Deep Learning activation functions examined below:

ReLU
Leaky ReLU
sigmoid
tanh

Activation plotting pleminaries



In [1]:

    
import matplotlib.pyplot as plt
import numpy as np
%matplotlib inline

#Create array of possible z values
z = np.linspace(-5,5,num=1000)

def draw_activation_plot(a,quadrants=2,y_ticks=[0],two_quad_y_lim=[0,5], four_quad_y_lim=[-1,1]): 
    """
    Draws plot of activation function
   
    Parameters
    ----------
    a : Output of activation function over domain z.
    
    quadrants: The number of quadrants in the plot (options: 2 or 4)
    
    y_ticks: Ticks to show on the y-axis.
    
    two_quad_y_lim: The limit of the y axis for 2 quadrant plots.
    
    four_quad_y_lim: The limit of the y axis for 4 quadrant plots.
    
    """
    #Create figure and axis
    fig = plt.figure()
    ax = fig.add_subplot(1, 1, 1)

    #Move left axis  
    ax.spines['left'].set_position('center')
    
    #Remove top and right axes
    ax.spines['right'].set_color('none')
    ax.spines['top'].set_color('none')

    #Set x and y labels
    plt.xlabel('z')
    plt.ylabel('a')
    
    #Set ticks
    plt.xticks([])
    plt.yticks(y_ticks)
    
    #Set ylim
    plt.ylim(two_quad_y_lim)
    
    #4 Quadrant conditions
    if quadrants==4:
        #Move up bottom axis
        ax.spines['bottom'].set_position('center')
        
        #Move x and y labels for readability
        ax.yaxis.set_label_coords(.48,.75)
        ax.xaxis.set_label_coords(.75,.48)
        
        ##Set y_lim for 4 quadrant graphs
        plt.ylim(four_quad_y_lim)

    #Plot z vs. activation function
    plt.plot(z,a);

1. ReLU

A great default choice for hidden layers. It is frequently used in industry and is almost always adequete to solve a problem.
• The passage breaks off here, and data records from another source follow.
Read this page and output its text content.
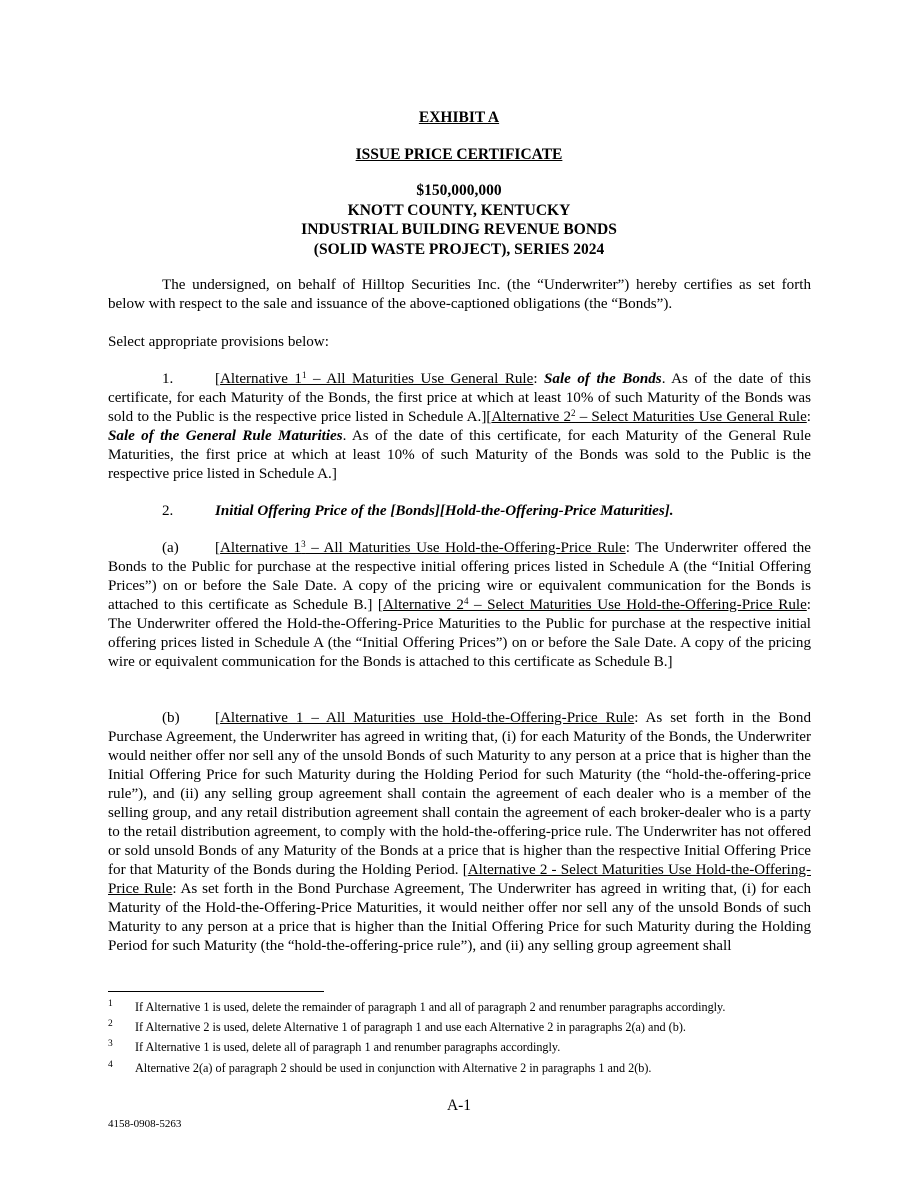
EXHIBIT A
ISSUE PRICE CERTIFICATE
$150,000,000
KNOTT COUNTY, KENTUCKY
INDUSTRIAL BUILDING REVENUE BONDS
(SOLID WASTE PROJECT), SERIES 2024

The undersigned, on behalf of Hilltop Securities Inc. (the “Underwriter”) hereby certifies as set forth below with respect to the sale and issuance of the above-captioned obligations (the “Bonds”).

Select appropriate provisions below:

1.	[Alternative $1^1$ – All Maturities Use General Rule: Sale of the Bonds. As of the date of this certificate, for each Maturity of the Bonds, the first price at which at least 10% of such Maturity of the Bonds was sold to the Public is the respective price listed in Schedule A.][Alternative $2^2$ – Select Maturities Use General Rule: Sale of the General Rule Maturities. As of the date of this certificate, for each Maturity of the General Rule Maturities, the first price at which at least 10% of such Maturity of the Bonds was sold to the Public is the respective price listed in Schedule A.]

2.	Initial Offering Price of the [Bonds][Hold-the-Offering-Price Maturities].

(a) [Alternative $1^3$ – All Maturities Use Hold-the-Offering-Price Rule: The Underwriter offered the Bonds to the Public for purchase at the respective initial offering prices listed in Schedule A (the “Initial Offering Prices”) on or before the Sale Date. A copy of the pricing wire or equivalent communication for the Bonds is attached to this certificate as Schedule B.] [Alternative $2^4$ – Select Maturities Use Hold-the-Offering-Price Rule: The Underwriter offered the Hold-the-Offering-Price Maturities to the Public for purchase at the respective initial offering prices listed in Schedule A (the “Initial Offering Prices”) on or before the Sale Date. A copy of the pricing wire or equivalent communication for the Bonds is attached to this certificate as Schedule B.]

(b) [Alternative 1 – All Maturities use Hold-the-Offering-Price Rule: As set forth in the Bond Purchase Agreement, the Underwriter has agreed in writing that, (i) for each Maturity of the Bonds, the Underwriter would neither offer nor sell any of the unsold Bonds of such Maturity to any person at a price that is higher than the Initial Offering Price for such Maturity during the Holding Period for such Maturity (the “hold-the-offering-price rule”), and (ii) any selling group agreement shall contain the agreement of each dealer who is a member of the selling group, and any retail distribution agreement shall contain the agreement of each broker-dealer who is a party to the retail distribution agreement, to comply with the hold-the-offering-price rule. The Underwriter has not offered or sold unsold Bonds of any Maturity of the Bonds at a price that is higher than the respective Initial Offering Price for that Maturity of the Bonds during the Holding Period. [Alternative 2 - Select Maturities Use Hold-the-Offering-Price Rule: As set forth in the Bond Purchase Agreement, The Underwriter has agreed in writing that, (i) for each Maturity of the Hold-the-Offering-Price Maturities, it would neither offer nor sell any of the unsold Bonds of such Maturity to any person at a price that is higher than the Initial Offering Price for such Maturity during the Holding Period for such Maturity (the “hold-the-offering-price rule”), and (ii) any selling group agreement shall

1 If Alternative 1 is used, delete the remainder of paragraph 1 and all of paragraph 2 and renumber paragraphs accordingly.
2 If Alternative 2 is used, delete Alternative 1 of paragraph 1 and use each Alternative 2 in paragraphs 2(a) and (b).
3 If Alternative 1 is used, delete all of paragraph 1 and renumber paragraphs accordingly.
4 Alternative 2(a) of paragraph 2 should be used in conjunction with Alternative 2 in paragraphs 1 and 2(b).
A-1
4158-0908-5263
Although this graph is not differentiable at z=0, it is not usually a problem in practice since an exact value of 0 is rare. The derivative at z=0 can usually be set to 0 or 1 without a problem.



In [2]:

    
relu = np.maximum(z,0)

draw_activation_plot(relu)

2. Leaky ReLU

Can be better than ReLU, but it is used less often in practice.

It provides a differentiable point at 0 to address the concern mentioned above.



In [3]:

    
leaky_ReLU = np.maximum(0.01*z,z)

draw_activation_plot(leaky_ReLU)

3. sigmoid

Almost never used except in output layer when dealing with binary classification. It's most useful feature is that it guarentees an output between 0 and 1.

However, when z is very small or very large, the derivative of the sigmoid function is very small which can slow down gradient descent.



In [4]:

    
sigmoid = 1/(1+np.exp(-z))

draw_activation_plot(sigmoid,y_ticks=[0,1], two_quad_y_lim=[0,1])

4. tanh

This is essentially a shifted version of the sigmoid function which is usually strictly better. The mean of activations is closer to 0 which makes training on centered data easier. tanh is also a great default choice for hidden layers.



In [5]:

    
tanh = (np.exp(z)-np.exp(-z))/(np.exp(z)+np.exp(-z))

draw_activation_plot(tanh,y_ticks=[-1,0,1],quadrants=4)